For linearity analysis, mixed standard solutions at concentrations of 0.1, 1, 2, 5, 10, 20, and 50 mg/L were prepared by dilution in acetone. These were injected from a low concentration and followed by analysis and the establishment of standard curves. Linear regression was accomplished by taking the peak area Y as the ordinate and the concentration X as the abscissa. A linear equation was developed by plotting the standard curve of each carotenoid. The standard curves were evaluated based on the linear regression equation and the R coefficients for the calibration curves.
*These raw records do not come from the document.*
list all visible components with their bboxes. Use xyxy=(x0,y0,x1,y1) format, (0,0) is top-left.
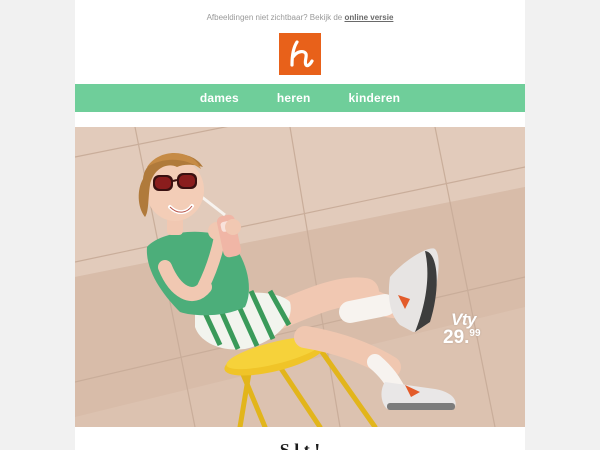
price-brand: Vty xyxy=(451,310,476,329)
price-amount: 29.99 xyxy=(443,328,481,347)
hema-h-icon xyxy=(290,40,314,68)
hero-image xyxy=(75,127,525,427)
nav-link-dames[interactable]: dames xyxy=(181,91,258,105)
price-main: 29. xyxy=(443,327,470,348)
email-container: Afbeeldingen niet zichtbaar? Bekijk de o… xyxy=(75,0,525,450)
online-version-link[interactable]: online versie xyxy=(344,13,393,22)
nav-link-heren[interactable]: heren xyxy=(258,91,330,105)
preheader: Afbeeldingen niet zichtbaar? Bekijk de o… xyxy=(75,13,525,22)
price-cents: 99 xyxy=(469,328,481,339)
hero-banner[interactable]: Vty 29.99 xyxy=(75,127,525,427)
headline: S l t ! xyxy=(279,440,321,450)
hema-logo[interactable] xyxy=(279,33,321,75)
price-badge: Vty 29.99 xyxy=(443,311,481,347)
preheader-text: Afbeeldingen niet zichtbaar? Bekijk de xyxy=(206,13,343,22)
nav-link-kinderen[interactable]: kinderen xyxy=(330,91,420,105)
main-navigation: dames heren kinderen xyxy=(75,84,525,112)
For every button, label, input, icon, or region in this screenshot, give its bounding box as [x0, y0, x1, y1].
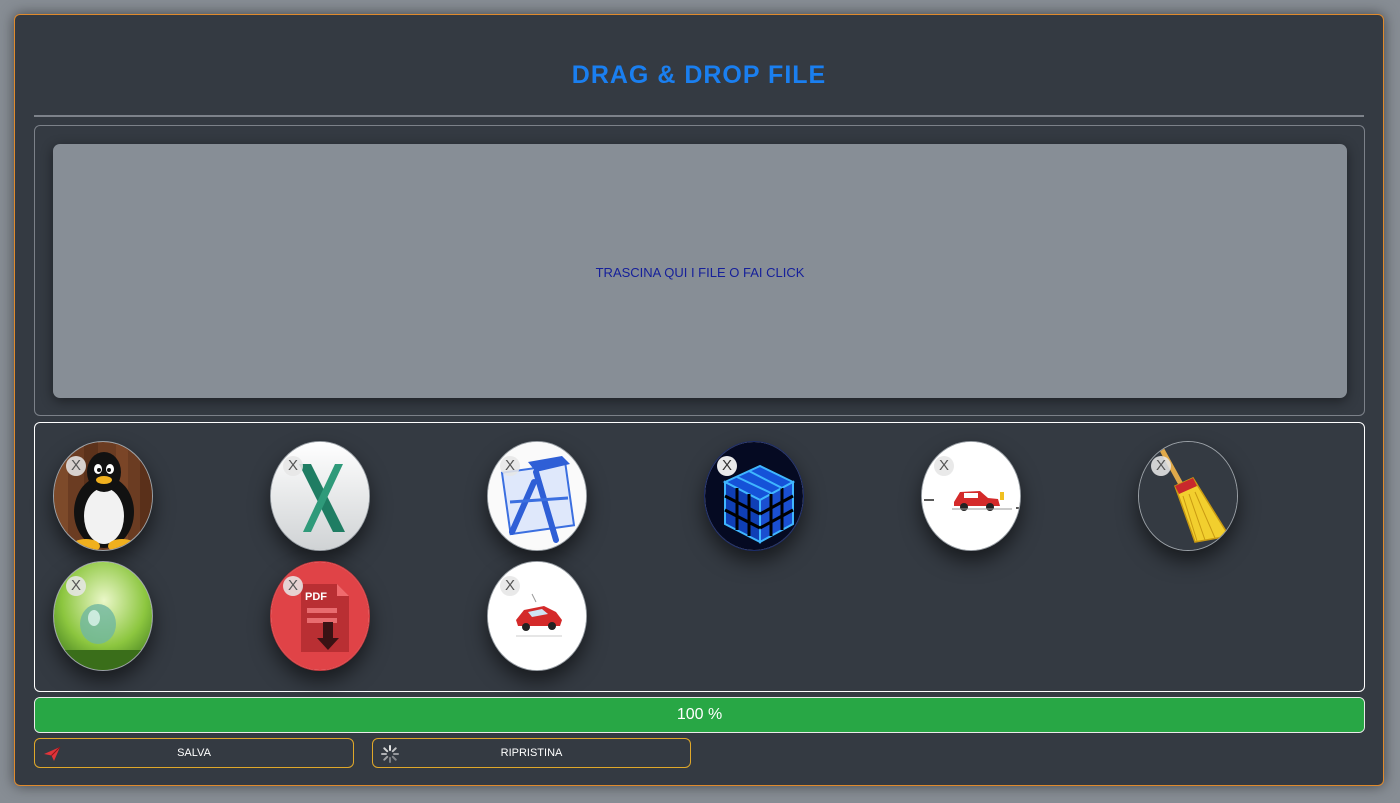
save-label: SALVA: [177, 747, 211, 759]
remove-file-button[interactable]: X: [283, 456, 303, 476]
svg-text:PDF: PDF: [305, 591, 327, 603]
file-thumbnail-pdf[interactable]: PDF X: [270, 561, 370, 671]
progress-label: 100 %: [676, 706, 723, 723]
remove-file-button[interactable]: X: [283, 576, 303, 596]
file-thumbnail-linux[interactable]: X: [53, 441, 153, 551]
file-thumbnail-water-drop[interactable]: X: [53, 561, 153, 671]
spinner-icon: [381, 745, 399, 763]
page-title: DRAG & DROP FILE: [571, 61, 827, 89]
uploaded-files-area: X X X X X X X PDF X X: [34, 422, 1365, 692]
file-thumbnail-macos[interactable]: X: [270, 441, 370, 551]
file-thumbnail-car-road[interactable]: X: [921, 441, 1021, 551]
title-divider: [34, 115, 1364, 117]
reset-label: RIPRISTINA: [500, 747, 563, 759]
remove-file-button[interactable]: X: [66, 456, 86, 476]
file-thumbnail-cube[interactable]: X: [704, 441, 804, 551]
save-button[interactable]: SALVA: [34, 738, 354, 768]
remove-file-button[interactable]: X: [717, 456, 737, 476]
upload-progress-bar: 100 %: [34, 697, 1365, 733]
remove-file-button[interactable]: X: [500, 576, 520, 596]
file-thumbnail-broom[interactable]: X: [1138, 441, 1238, 551]
remove-file-button[interactable]: X: [1151, 456, 1171, 476]
remove-file-button[interactable]: X: [934, 456, 954, 476]
file-thumbnail-xcode[interactable]: X: [487, 441, 587, 551]
paper-plane-icon: [44, 746, 61, 761]
file-thumbnail-car-crash[interactable]: X: [487, 561, 587, 671]
file-dropzone[interactable]: TRASCINA QUI I FILE O FAI CLICK: [53, 144, 1347, 398]
remove-file-button[interactable]: X: [66, 576, 86, 596]
remove-file-button[interactable]: X: [500, 456, 520, 476]
dropzone-label: TRASCINA QUI I FILE O FAI CLICK: [595, 264, 805, 280]
drag-drop-panel: DRAG & DROP FILE TRASCINA QUI I FILE O F…: [14, 14, 1384, 786]
reset-button[interactable]: RIPRISTINA: [372, 738, 691, 768]
dropzone-frame: TRASCINA QUI I FILE O FAI CLICK: [34, 125, 1365, 416]
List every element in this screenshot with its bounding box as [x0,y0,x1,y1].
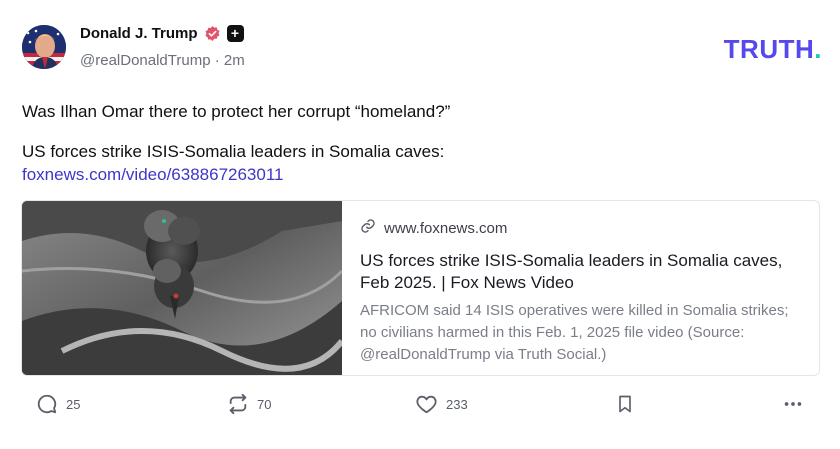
handle-row: @realDonaldTrump · 2m [80,52,245,69]
retruth-button[interactable]: 70 [227,393,271,415]
post-link[interactable]: foxnews.com/video/638867263011 [22,165,283,184]
like-icon [415,393,438,415]
logo-dot: . [814,34,822,64]
reply-icon [36,393,58,415]
more-icon [781,393,805,415]
avatar[interactable] [22,25,66,69]
post-header: Donald J. Trump + @realDonaldTrump · 2m … [22,22,822,72]
card-body: www.foxnews.com US forces strike ISIS-So… [360,218,800,366]
card-domain-row: www.foxnews.com [360,218,800,238]
card-description: AFRICOM said 14 ISIS operatives were kil… [360,302,789,363]
link-preview-card[interactable]: www.foxnews.com US forces strike ISIS-So… [21,200,820,376]
post-content: Was Ilhan Omar there to protect her corr… [22,100,822,186]
post-time[interactable]: 2m [224,52,245,69]
handle[interactable]: @realDonaldTrump [80,52,211,69]
author-row: Donald J. Trump + [80,25,244,42]
separator: · [214,52,220,69]
logo-text: TRUTH [723,34,815,64]
retruth-icon [227,393,249,415]
bookmark-icon [615,393,635,415]
card-domain: www.foxnews.com [384,219,508,237]
author-name[interactable]: Donald J. Trump [80,25,198,42]
reply-count: 25 [66,396,81,412]
truth-logo[interactable]: TRUTH. [724,34,822,65]
preview-image [22,201,345,375]
action-bar: 25 70 233 [0,393,840,427]
bookmark-button[interactable] [615,393,635,415]
post-text-line1: Was Ilhan Omar there to protect her corr… [22,102,451,121]
post-text-line2: US forces strike ISIS-Somalia leaders in… [22,142,445,161]
more-button[interactable] [781,393,805,415]
verified-badge-icon [204,25,221,42]
plus-badge-icon: + [226,25,244,42]
card-title[interactable]: US forces strike ISIS-Somalia leaders in… [360,250,800,294]
retruth-count: 70 [257,396,272,412]
like-count: 233 [446,396,468,412]
reply-button[interactable]: 25 [36,393,80,415]
link-icon [360,218,376,238]
like-button[interactable]: 233 [415,393,468,415]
For limits of detection and quantification (LODs and LOQs) analysis, mixed standard solutions at concentrations of 0.01, 0.02, 0.05, 0.10, 0.20, 0.50, and 1.00 mg/L were prepared by dilution in acetone. The LODs and LOQs of the method and LOD_sample and LOQ_sample of the test sample were, respectively, calculated as

LODs = [(W × 3) × 100]/[(S/N) × 10⁻⁶]

(4)

LOQs = [(W × 10) × 100]/[(S/N) × 10⁻⁶]

(5)

LOD_sample = [(W × 3) × V × f × 100]/[(S/N) × m × 10⁻⁶]

(6)

LOQ_sample = [(W × 10) × V × f × 100]/[(S/N) × m × 10⁻⁶]

(7)

Type:

• W—detection of ion concentration, mg/L.
• S/N—instrument signal to noise ratio.
• 100—conversion factor.
• 10⁻⁶—conversion factor.
• V—constant volume of sample, mL.
• f—sample dilution ratio.
• m—sample weight, g.

For recovery and accuracy analysis, we selected four samples of fresh chili peppers, dried chili peppers, fried chili sauce and fermented chili sauce. The detailed experimental steps were: four sample extracts were diluted with acetone to below the LODs, and then the four dilutions were used to dilute the mixed standard stock solutions to 1, 5 and 20 mg/L. For each level, the same apparatus and operators were used for six repetitions (n = 6) on three consecutive days. Recovery was calculated using the following formula:

$$\mathrm{Recovery}\%=\frac{X_1-X_0}{m}\times 100\%$$

(8)

• m—content of added standard products, mg/L.
• X₁—detection of sample extracts added standard products, mg/L.
• X₀—detection of sample extracts, mg/L.

3.8. Application of the Method to Fresh Chili Peppers and Chili Pepper Products Analysis

The optimized and validated simultaneous HPLC method was applied for the determination of five carotenoids in nine fresh chili peppers and seven common chili pepper products. An in-depth comparison was conducted by analyzing the carotenoid content of samples of fresh chili and chili pepper product samples.

3.9. Statistical Analysis

All experiments were conducted in triplicate, and the results were expressed as means ± standard deviation. The results were analyzed using statistical software, and means were accepted as significantly different at a 95% confidence interval (p < 0.05). The results were plotted using Origin Pro 2018 software.

4. Conclusions

This work reports for the first time the simultaneous determination of five main carotenoids, including capsanthin, zeaxanthin, lutein, β-cryptoxanthin and β-carotene, in chili peppers and their products using a modified HPLC method. The results demonstrated that the HPLC-PDA method, with a broad detection range and low detection limit, which is accurate, stable, reproducible and sensitive, was easy to be applied. With fewer steps and straightforward experimental solvents, it provided an effective and trustworthy method for the qualitative and quantitative analysis of common carotenoids in both fresh chili pepper and its products.